Chapter 233,099 wordsPublic domain

J'ai toujours eu un profond mépris pour les mouchards politiques, par deux motifs: c'est que, ne remplissant pas leur mission, ils sont des frippons, et la remplissant, dès qu'ils arrivent à des personnalités, ils sont des scélérats. Cependant, par ma position, je me suis trouvé en relation avec la plupart de ces espions gagés; ils m'étaient tous connus directement ou indirectement, je les nommerais tous.... je le puis, je n'ai point partagé leur infamie; seulement j'ai vu la mine et la contre-mine d'un peu plus près qu'un autre.
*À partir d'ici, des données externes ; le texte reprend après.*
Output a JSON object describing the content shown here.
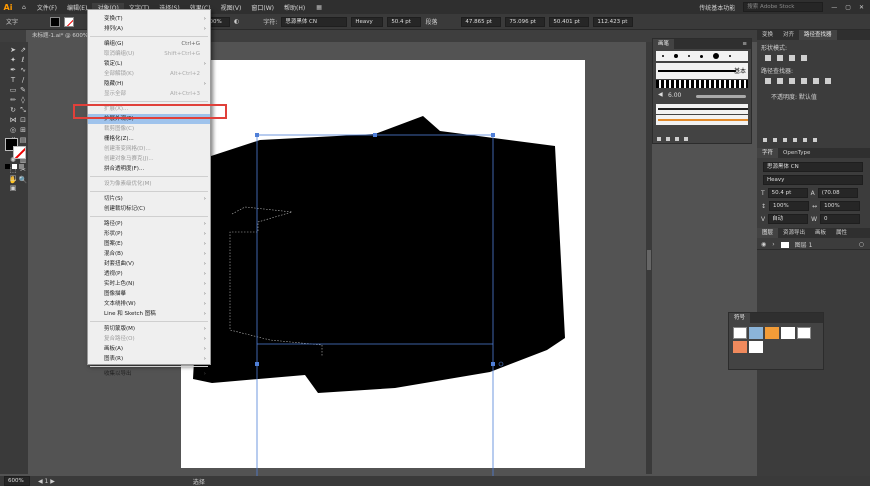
{
  "menubar": {
    "logo": "Ai",
    "items": [
      "文件(F)",
      "编辑(E)",
      "对象(O)",
      "文字(T)",
      "选择(S)",
      "效果(C)",
      "视图(V)",
      "窗口(W)",
      "帮助(H)"
    ],
    "workspace": "传统基本功能",
    "search_placeholder": "搜索 Adobe Stock"
  },
  "control": {
    "label": "文字",
    "zoom": "100%",
    "font": "思源黑体 CN",
    "style": "Heavy",
    "size": "50.4 pt",
    "para": "段落",
    "x": "47.865 pt",
    "y": "75.096 pt",
    "w": "50.401 pt",
    "h": "112.423 pt"
  },
  "doc_tab": "未标题-1.ai* @ 600% (CMYK/GPU 预览)",
  "status": {
    "zoom": "600%",
    "tool": "选择"
  },
  "menu": [
    {
      "label": "变换(T)",
      "arrow": true
    },
    {
      "label": "排列(A)",
      "arrow": true
    },
    {
      "sep": true
    },
    {
      "label": "编组(G)",
      "shortcut": "Ctrl+G"
    },
    {
      "label": "取消编组(U)",
      "shortcut": "Shift+Ctrl+G",
      "disabled": true
    },
    {
      "label": "锁定(L)",
      "arrow": true
    },
    {
      "label": "全部解锁(K)",
      "shortcut": "Alt+Ctrl+2",
      "disabled": true
    },
    {
      "label": "隐藏(H)",
      "arrow": true
    },
    {
      "label": "显示全部",
      "shortcut": "Alt+Ctrl+3",
      "disabled": true
    },
    {
      "sep": true
    },
    {
      "label": "扩展(X)...",
      "disabled": true
    },
    {
      "label": "扩展外观(E)",
      "highlighted": true
    },
    {
      "label": "裁剪图像(C)",
      "disabled": true
    },
    {
      "label": "栅格化(Z)..."
    },
    {
      "label": "创建渐变网格(D)...",
      "disabled": true
    },
    {
      "label": "创建对象马赛克(J)...",
      "disabled": true
    },
    {
      "label": "拼合透明度(F)..."
    },
    {
      "sep": true
    },
    {
      "label": "设为像素级优化(M)",
      "disabled": true
    },
    {
      "sep": true
    },
    {
      "label": "切片(S)",
      "arrow": true
    },
    {
      "label": "创建裁切标记(C)"
    },
    {
      "sep": true
    },
    {
      "label": "路径(P)",
      "arrow": true
    },
    {
      "label": "形状(P)",
      "arrow": true
    },
    {
      "label": "图案(E)",
      "arrow": true
    },
    {
      "label": "混合(B)",
      "arrow": true
    },
    {
      "label": "封套扭曲(V)",
      "arrow": true
    },
    {
      "label": "透视(P)",
      "arrow": true
    },
    {
      "label": "实时上色(N)",
      "arrow": true
    },
    {
      "label": "图像描摹",
      "arrow": true
    },
    {
      "label": "文本绕排(W)",
      "arrow": true
    },
    {
      "label": "Line 和 Sketch 图稿",
      "arrow": true
    },
    {
      "sep": true
    },
    {
      "label": "剪切蒙版(M)",
      "arrow": true
    },
    {
      "label": "复合路径(O)",
      "arrow": true,
      "disabled": true
    },
    {
      "label": "画板(A)",
      "arrow": true
    },
    {
      "label": "图表(R)",
      "arrow": true
    },
    {
      "sep": true
    },
    {
      "label": "收集以导出",
      "arrow": true
    }
  ],
  "brushes": {
    "title": "画笔",
    "basic": "基本",
    "size": "6.00"
  },
  "pathfinder": {
    "tabs": [
      "变换",
      "对齐",
      "路径查找器"
    ],
    "shape_modes": "形状模式:",
    "pathfinder_label": "路径查找器:",
    "opacity": "不透明度: 默认值"
  },
  "character": {
    "tabs": [
      "字符",
      "OpenType"
    ],
    "font": "思源黑体 CN",
    "style": "Heavy",
    "size": "50.4 pt",
    "leading": "(70.08",
    "scale_h": "100%",
    "scale_v": "100%",
    "tracking": "自动",
    "kerning": "0"
  },
  "layers": {
    "tabs": [
      "图层",
      "资源导出",
      "画板",
      "属性"
    ],
    "layer_name": "图层 1"
  },
  "symbols": {
    "title": "符号"
  }
}
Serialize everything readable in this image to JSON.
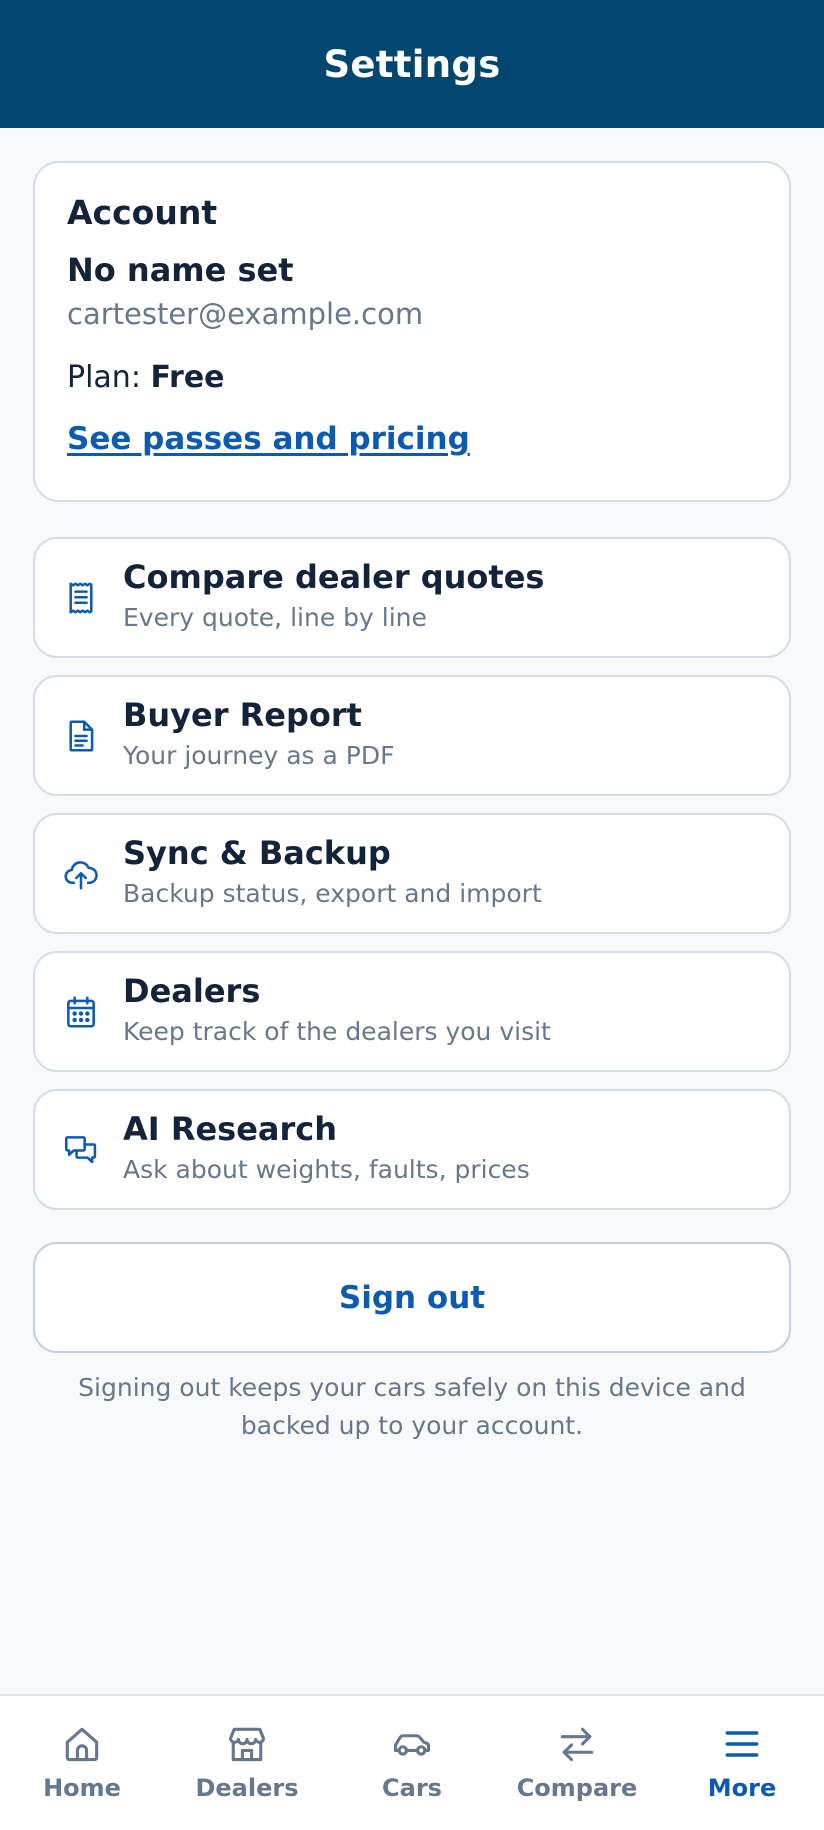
{
  "header": {
    "title": "Settings"
  },
  "account": {
    "heading": "Account",
    "name": "No name set",
    "email": "cartester@example.com",
    "plan_label": "Plan: ",
    "plan_value": "Free",
    "pricing_link": "See passes and pricing"
  },
  "menu": [
    {
      "title": "Compare dealer quotes",
      "subtitle": "Every quote, line by line",
      "icon": "receipt-icon"
    },
    {
      "title": "Buyer Report",
      "subtitle": "Your journey as a PDF",
      "icon": "document-icon"
    },
    {
      "title": "Sync & Backup",
      "subtitle": "Backup status, export and import",
      "icon": "cloud-upload-icon"
    },
    {
      "title": "Dealers",
      "subtitle": "Keep track of the dealers you visit",
      "icon": "calendar-icon"
    },
    {
      "title": "AI Research",
      "subtitle": "Ask about weights, faults, prices",
      "icon": "chat-bubbles-icon"
    }
  ],
  "signout": {
    "label": "Sign out",
    "note": "Signing out keeps your cars safely on this device and backed up to your account."
  },
  "tabbar": {
    "active": "More",
    "items": [
      {
        "label": "Home",
        "icon": "home-icon"
      },
      {
        "label": "Dealers",
        "icon": "storefront-icon"
      },
      {
        "label": "Cars",
        "icon": "car-icon"
      },
      {
        "label": "Compare",
        "icon": "arrows-swap-icon"
      },
      {
        "label": "More",
        "icon": "menu-icon"
      }
    ]
  },
  "colors": {
    "header_bg": "#00466f",
    "accent": "#0c5bb0",
    "text_primary": "#13233a",
    "text_secondary": "#67788c",
    "page_bg": "#f7f9fb"
  }
}
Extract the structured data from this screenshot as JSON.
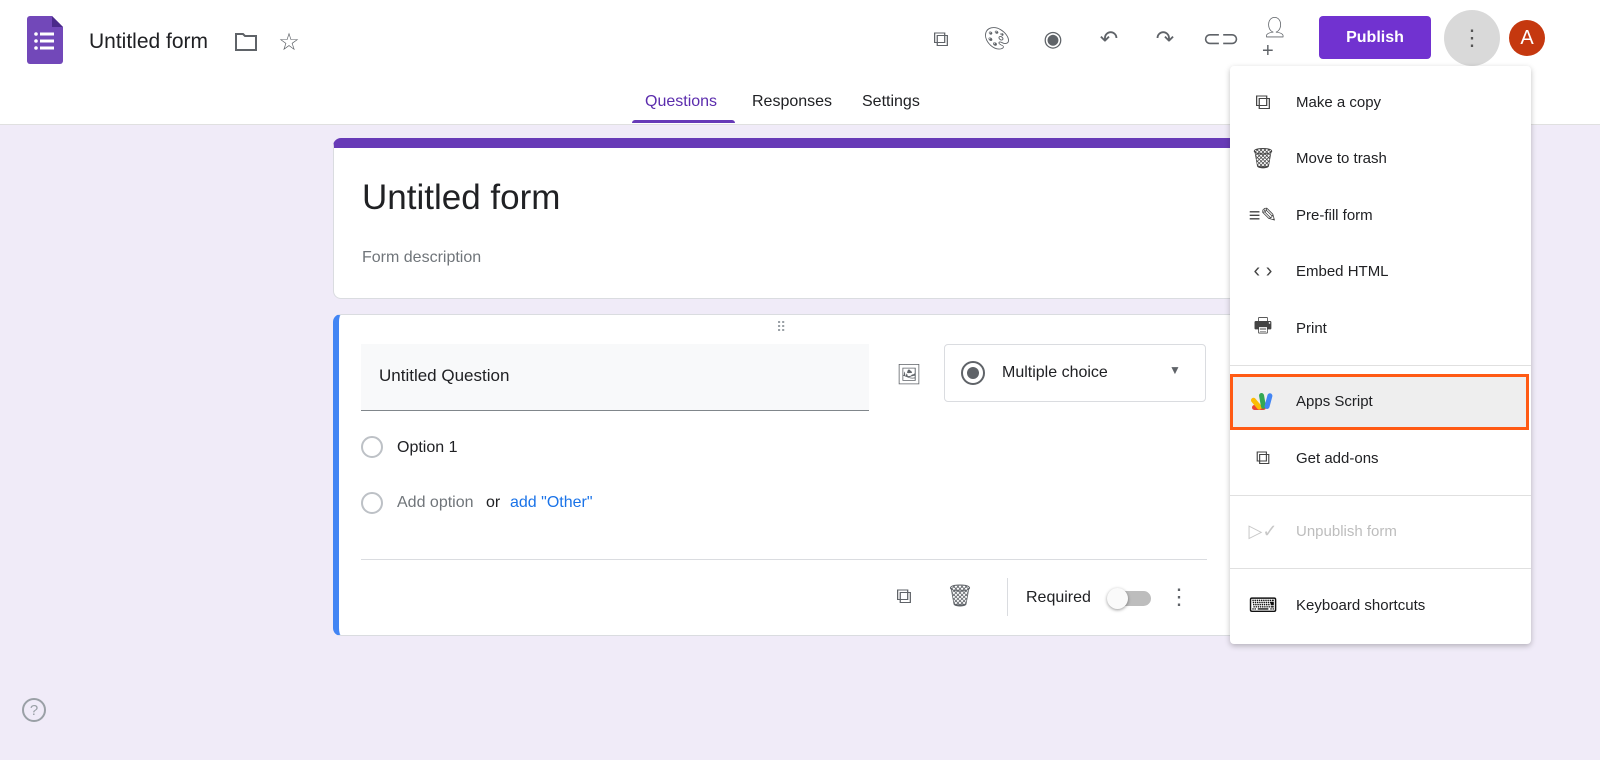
{
  "header": {
    "title": "Untitled form",
    "publish_label": "Publish",
    "avatar_letter": "A"
  },
  "tabs": [
    {
      "label": "Questions",
      "active": true
    },
    {
      "label": "Responses"
    },
    {
      "label": "Settings"
    }
  ],
  "form": {
    "title": "Untitled form",
    "description_placeholder": "Form description"
  },
  "question": {
    "title": "Untitled Question",
    "type": "Multiple choice",
    "options": [
      "Option 1"
    ],
    "add_option": "Add option",
    "or": "or",
    "add_other": "add \"Other\"",
    "required_label": "Required",
    "required": false
  },
  "menu": {
    "items": [
      {
        "label": "Make a copy",
        "icon": "copy-icon"
      },
      {
        "label": "Move to trash",
        "icon": "trash-icon"
      },
      {
        "label": "Pre-fill form",
        "icon": "prefill-icon"
      },
      {
        "label": "Embed HTML",
        "icon": "code-icon"
      },
      {
        "label": "Print",
        "icon": "print-icon"
      },
      {
        "label": "Apps Script",
        "icon": "apps-script-icon",
        "highlighted": true
      },
      {
        "label": "Get add-ons",
        "icon": "addon-icon"
      },
      {
        "label": "Unpublish form",
        "icon": "unpublish-icon",
        "disabled": true
      },
      {
        "label": "Keyboard shortcuts",
        "icon": "keyboard-icon"
      }
    ]
  },
  "colors": {
    "accent": "#673ab7",
    "publish": "#7132d0",
    "avatar": "#c5380f",
    "highlight": "#ff5a14",
    "question_border": "#4285f4",
    "link": "#1a73e8"
  }
}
Je sais quels ressorts les polices et les contre-polices mettent en jeu. J'ai appris et j'enseignerai comment on peut se garantir de leur action: comment on peut se jouer d'elles, les dérouter dans leurs combinaisons perfides ou malveillantes, et même quelquefois les mystifier. J'ai tout observé, tout entendu, rien ne m'est échappé, et ceux qui m'ont mis à même de tout observer et de tout entendre, n'étaient pas de faux-frères, puisque j'étais à la tête d'une des fractions de la police, et qu'ils pouvaient avoir l'opinion que j'étais un des leurs: ne puisions nous pas à la même caisse?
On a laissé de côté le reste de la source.